Earlier this week, the regents inappropriately awarded Nicholas Dirks, who will replace Robert Birgeneau as chancellor in June, a $50,000 pay increase above his predecessor’s salary. While the extra funding for Dirks’ pay will not be drawn from public funds, university officials say, the salary boost nonetheless makes a statement that he is somehow exempt from the cutbacks seen elsewhere in the university.
Officials also pointed out that UC executive compensation is significantly lower than at other universities, and while a desire to compete on that front is understandable, it does not justify paying Dirks more in this instance.

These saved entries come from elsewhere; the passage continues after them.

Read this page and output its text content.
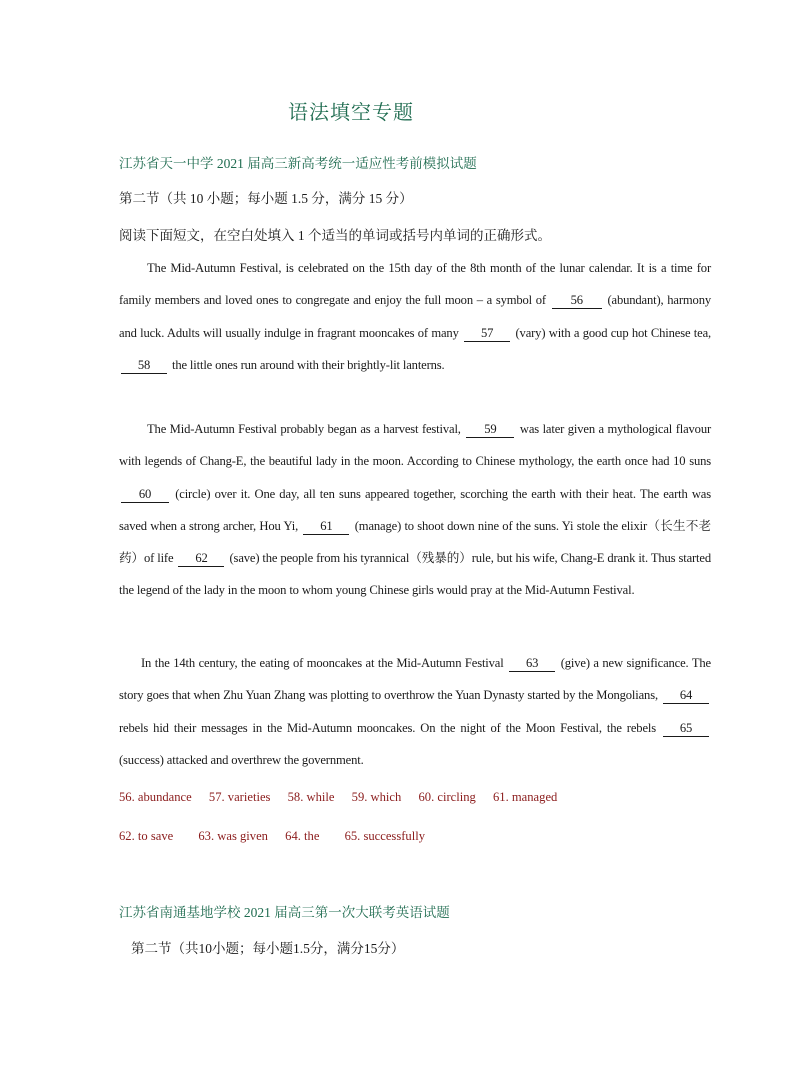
语法填空专题
江苏省天一中学 2021 届高三新高考统一适应性考前模拟试题
第二节（共 10 小题；每小题 1.5 分，满分 15 分）
阅读下面短文，在空白处填入 1 个适当的单词或括号内单词的正确形式。
The Mid-Autumn Festival, is celebrated on the 15th day of the 8th month of the lunar calendar. It is a time for family members and loved ones to congregate and enjoy the full moon – a symbol of 56 (abundant), harmony and luck. Adults will usually indulge in fragrant mooncakes of many 57 (vary) with a good cup hot Chinese tea, 58 the little ones run around with their brightly-lit lanterns.
The Mid-Autumn Festival probably began as a harvest festival, 59 was later given a mythological flavour with legends of Chang-E, the beautiful lady in the moon. According to Chinese mythology, the earth once had 10 suns 60 (circle) over it. One day, all ten suns appeared together, scorching the earth with their heat. The earth was saved when a strong archer, Hou Yi, 61 (manage) to shoot down nine of the suns. Yi stole the elixir（长生不老药）of life 62 (save) the people from his tyrannical（残暴的）rule, but his wife, Chang-E drank it. Thus started the legend of the lady in the moon to whom young Chinese girls would pray at the Mid-Autumn Festival.
In the 14th century, the eating of mooncakes at the Mid-Autumn Festival 63 (give) a new significance. The story goes that when Zhu Yuan Zhang was plotting to overthrow the Yuan Dynasty started by the Mongolians, 64 rebels hid their messages in the Mid-Autumn mooncakes. On the night of the Moon Festival, the rebels 65 (success) attacked and overthrew the government.
56. abundance 57. varieties 58. while 59. which 60. circling 61. managed
62. to save 63. was given 64. the 65. successfully
江苏省南通基地学校 2021 届高三第一次大联考英语试题
第二节（共10小题；每小题1.5分，满分15分）
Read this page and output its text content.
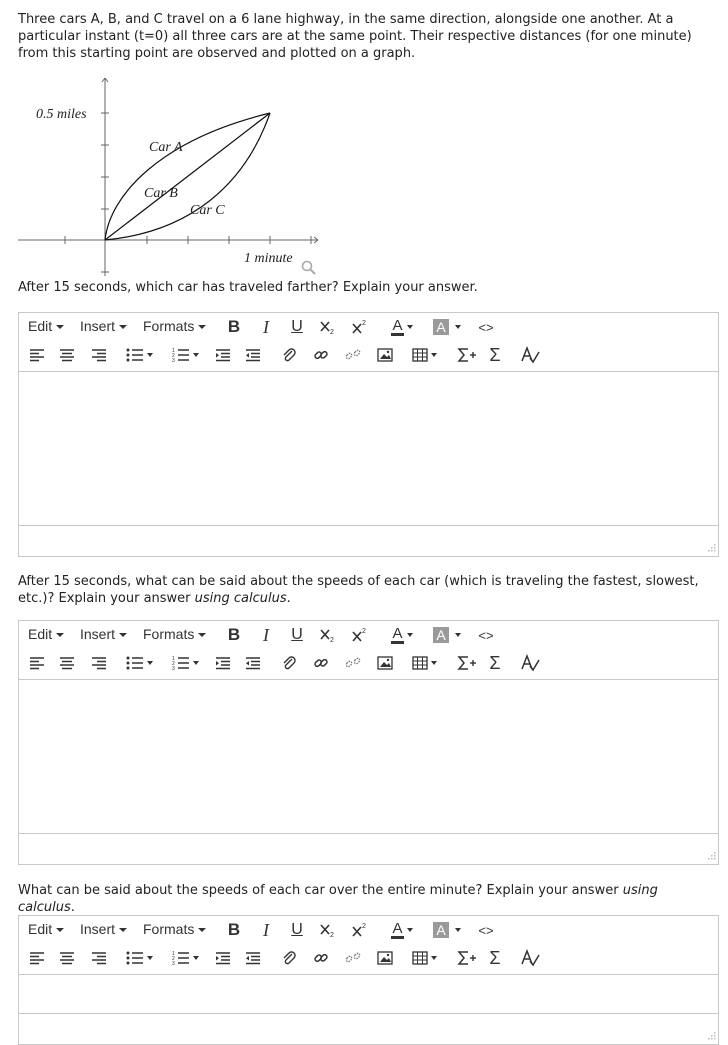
Three cars A, B, and C travel on a 6 lane highway, in the same direction, alongside one another. At a particular instant (t=0) all three cars are at the same point. Their respective distances (for one minute) from this starting point are observed and plotted on a graph.
0.5 miles
1 minute
Car A
Car B
Car C
After 15 seconds, which car has traveled farther? Explain your answer.
Edit	Insert	Formats	B	I	U	2
2 A A	<>
1
2
3	Σ
After 15 seconds, what can be said about the speeds of each car (which is traveling the fastest, slowest, etc.)? Explain your answer using calculus.
Edit	Insert	Formats	B	I	U	2
2 A A	<>
1
2
3	Σ
What can be said about the speeds of each car over the entire minute? Explain your answer using calculus.
Edit	Insert	Formats	B	I	U	2
2 A A	<>
1
2
3	Σ
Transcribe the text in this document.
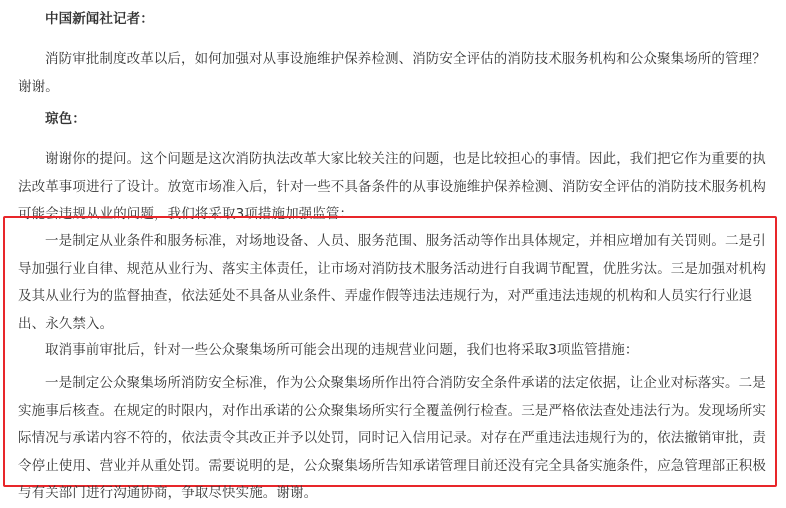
中国新闻社记者：

消防审批制度改革以后，如何加强对从事设施维护保养检测、消防安全评估的消防技术服务机构和公众聚集场所的管理？谢谢。

琼色：

谢谢你的提问。这个问题是这次消防执法改革大家比较关注的问题，也是比较担心的事情。因此，我们把它作为重要的执法改革事项进行了设计。放宽市场准入后，针对一些不具备条件的从事设施维护保养检测、消防安全评估的消防技术服务机构可能会违规从业的问题，我们将采取3项措施加强监管：

一是制定从业条件和服务标准，对场地设备、人员、服务范围、服务活动等作出具体规定，并相应增加有关罚则。二是引导加强行业自律、规范从业行为、落实主体责任，让市场对消防技术服务活动进行自我调节配置，优胜劣汰。三是加强对机构及其从业行为的监督抽查，依法延处不具备从业条件、弄虚作假等违法违规行为，对严重违法违规的机构和人员实行行业退出、永久禁入。

取消事前审批后，针对一些公众聚集场所可能会出现的违规营业问题，我们也将采取3项监管措施：

一是制定公众聚集场所消防安全标准，作为公众聚集场所作出符合消防安全条件承诺的法定依据，让企业对标落实。二是实施事后核查。在规定的时限内，对作出承诺的公众聚集场所实行全覆盖例行检查。三是严格依法查处违法行为。发现场所实际情况与承诺内容不符的，依法责令其改正并予以处罚，同时记入信用记录。对存在严重违法违规行为的，依法撤销审批，责令停止使用、营业并从重处罚。需要说明的是，公众聚集场所告知承诺管理目前还没有完全具备实施条件，应急管理部正积极与有关部门进行沟通协商，争取尽快实施。谢谢。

There are many other important reasons why Dirks would want to lead a public campus — compensation should not be a deciding factor.
And despite any well-intentioned reasons to pay the next chancellor more than the current one, students, faculty and staff members at UC Berkeley will inevitably be skeptical, if not upset, over the regents’ decision. This could, in turn, make it difficult for Dirks to be an effective chancellor once he starts because some students, faculty and staff members will already view him in a negative light. He has a significant amount of difficult work ahead, including guiding the campus through an ongoing period of fiscal volatility — a pay raise will not help him bring people together.
UC Berkeley community members are especially conscious of wealth divides, as seen in last year’s Occupy Cal demonstrations. Paying the new chancellor more money can easily come across as another example of the rich getting richer, no matter the source of the money, while others struggle. It is especially concerning to see that juxtaposition at this university, where tuition has skyrocketed and the quality of a UC education is threatened as funding becomes scarce.
The raise will also likely cast a negative image of the university in the public eye. Not even a month after voters passed Proposition 30, thereby taxing themselves under the impression that it would avert debilitating cuts to the university, raising the UC Berkeley chancellor’s pay gives the impression that the university’s priorities are not in order. Taxpayers’ agreement to pay more partially to alleviate pressure on the cash-strapped UC system is not the right time to increase executive compensation.
Of course, Dirks himself is not to blame for all this — it was the regents who approved his compensation package. However, because of the many serious drawbacks to his raise, Dirks must realize how much it would mean to the campus community if he returned the extra $50,000 to benefit students, faculty and staff members on campus. Taxpayers and students have been asked to pay more in order to support public education, and more belt-tightening for the university is feasibly in store.
Because of this, as Gov. Jerry Brown pointed out during the meeting, UC leaders “have to demonstrate that they are sacrificing.” Dirks should strongly consider leading by example.